16 ミナ

 休みの日はよく雨が降る。


 七月。室内のスケートパークに出掛けた。そのスケートパークにはとても大きなRのセクションがあるだけだった。スノーボードで言えば馬鹿でかいハーフパイプ。Rに入ったことがない私は、小学生のスケーターたちと見学していた。


「引っ越したんだ」


「どこに?」


新栄しんさかえ


 帰り道。シュウくんの車の中で、ナツの隣に座っていた。


「どうして新栄にしたの」


 答えは分かっている、とでも言うような目でナツが訊いた。


「ナツんちの近くだから」


「今から言っていい?」


「いーよ」


 



☔︎……



 初めは鶴舞の寮にしようと思っていた。ジュンが「一緒に住めないかな」と言ったのは六月の終わり。その日は午後から待ち合わせて瑞穂みずほ競技場でスケボーをしていた。梅雨の晴れ間の蒸し暑い日だった。普段は十七時に起きるジュンは私の休みの日は十二時に起きて、仕事が始まる十九時頃まで一緒に過ごした。二回ホテルに行ったけれど、ジュンは仮眠をするだけで何もしなかった。私みたいな年上の女としたくないのかもしれない。性病が気になるとか……⁉︎ 定期的に婦人科を受診しているし、一応いまは病気を持っていない。オジロザウルスのライブの次に会った時に、二十二歳だとカミングアウトした。いつも未成年に見られる私は店では二十歳だということになっていた。ジュンは気にせず次の休みの日を訊いてきた。三回目のホテル、今日も寝るだけだと思っていたら隣に寝転がるジュンにキスされた。キスさえも初めてだった。そしてジュンと初めてセックスした。その次の休みの日に一緒にスケートした。


「仕事、休みてぇな。社長に電話してみるわ……。いや、無理だな……」


「……」


「もう一ヶ月以上休んでねぇ……。夜もミナと一緒にいてぇよ。一緒に飲みに行ったりさ。またクラブに行ったりしてぇし」


 さすがに疲れが溜まっているのか、その日のジュンは弱気で、アストロのハンドルにもたれかかって独り言のように呟いていた。ほとんど休みがなく、私と会う日は一、二時間しか寝ていないジュンに悪い気がした。本当に私と一緒にいたいと思ってくれているのかは別として。たくさん女がいてもおかしくないくらいもてそうなのに。

 鶴舞のマンションは間取りは普通だったけれど、前に住んでいた女の子の布団が置いてあったり、コンビニの袋やゴミが散らかっていた。私を連れてきた店長が焦って、ボーイに「早く片付けさせろ!」と電話していた。げんが悪いので、新栄に連れて行ってもらった。オートロック。オール電化。十二畳のワンルームにはウォークインクローゼット。玄関、バスルーム、リビング、が、きちんとドアで仕切られて独立していた。私は新栄のマンションに決めた。家賃は八万。

 東新町とうしんちょうの店まで歩いて十分。瓦町かわらまちのナツのマンションまで歩いて五分だった。



……☁︎





 ナツと新栄のマンションにいた。まだ私の荷物も少ない。今度の休みにジュンとベッドを選びに行く約束をしている。ジュンは会社の事務所兼、店の女の子の待機部屋のマンションの一室に寝泊まりしていた。お互いの荷物は社長の車だというアストロで数回に分けて運ぶ予定だった。私の部屋から持ってきた四十二インチのTVとビデオデッキ、CD・MDのコンポ、新しく買った水色の冷蔵庫とピンクのヒョウ柄のブランケット。店からもらった新品の布団が一組。ワンルームの中はまだそれだけ。マンションの一階のコインランドリーで洗濯している。一度、使おうとした洗濯槽の中に、綺麗に洗われた使用済みのコンドームが入っていて、ちょっと嫌になったけれど。
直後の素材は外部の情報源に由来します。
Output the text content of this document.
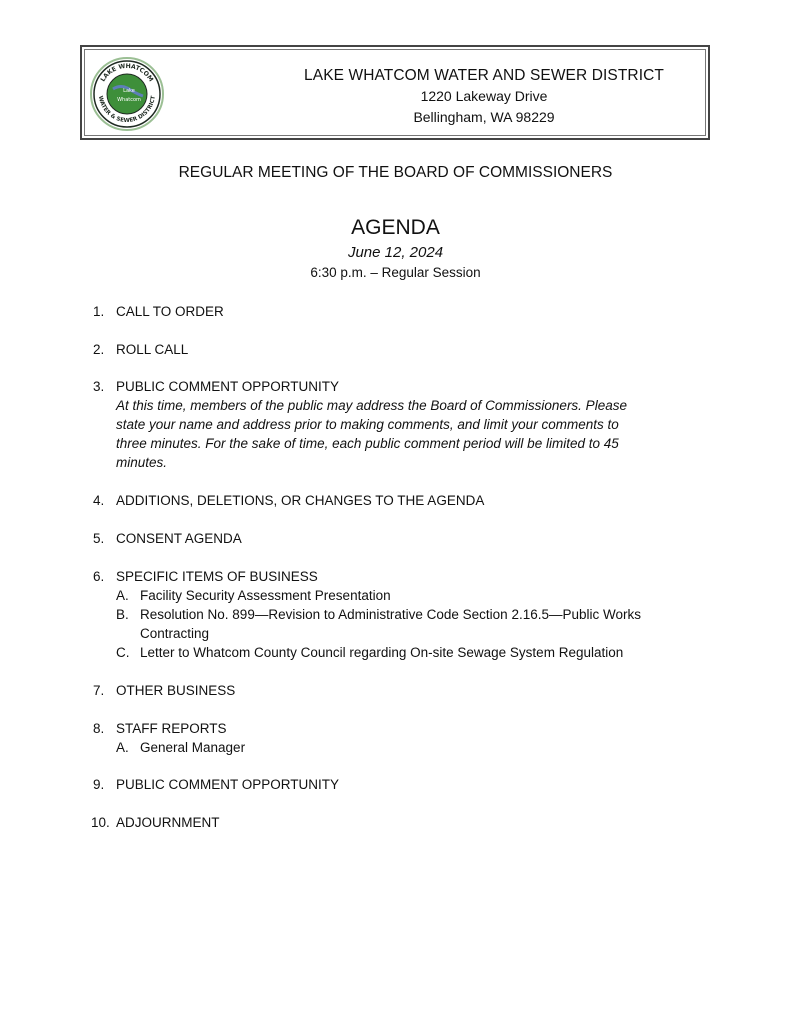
LAKE WHATCOM
WATER & SEWER DISTRICT
Lake
Whatcom
LAKE WHATCOM WATER AND SEWER DISTRICT
1220 Lakeway Drive
Bellingham, WA 98229
REGULAR MEETING OF THE BOARD OF COMMISSIONERS
AGENDA
June 12, 2024
6:30 p.m. – Regular Session
1. CALL TO ORDER
2. ROLL CALL
3. PUBLIC COMMENT OPPORTUNITY
At this time, members of the public may address the Board of Commissioners. Please
state your name and address prior to making comments, and limit your comments to
three minutes. For the sake of time, each public comment period will be limited to 45
minutes.
4. ADDITIONS, DELETIONS, OR CHANGES TO THE AGENDA
5. CONSENT AGENDA
6. SPECIFIC ITEMS OF BUSINESS
A. Facility Security Assessment Presentation
B. Resolution No. 899—Revision to Administrative Code Section 2.16.5—Public Works
Contracting
C. Letter to Whatcom County Council regarding On-site Sewage System Regulation
7. OTHER BUSINESS
8. STAFF REPORTS
A. General Manager
9. PUBLIC COMMENT OPPORTUNITY
10. ADJOURNMENT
 ナツは、何の躊躇もなくバスルームや洗面所などを見て回った。ブランケットと同じブランドのショップで買った、ベビーブルーとベビーピンクの一組のヒョウ柄のマグカップの中に、それぞれ歯ブラシが差してあった。ナツはそれを見ても気づかなかったみたいで「男の気配はないね」と笑顔を見せた。それから、布団に被せたピンクのブランケットの上に寝るように言われた。


「ミナは、俺のものだよね」


 ブランケットに両手をついて、私を覗き込んだナツが言った。


「うん。でも」


「……」


「ナツはあたしのものじゃないよね」


「……そうだね」


 そしてセックスした。答えたナツは笑顔で、何を考えているのか分からなかった。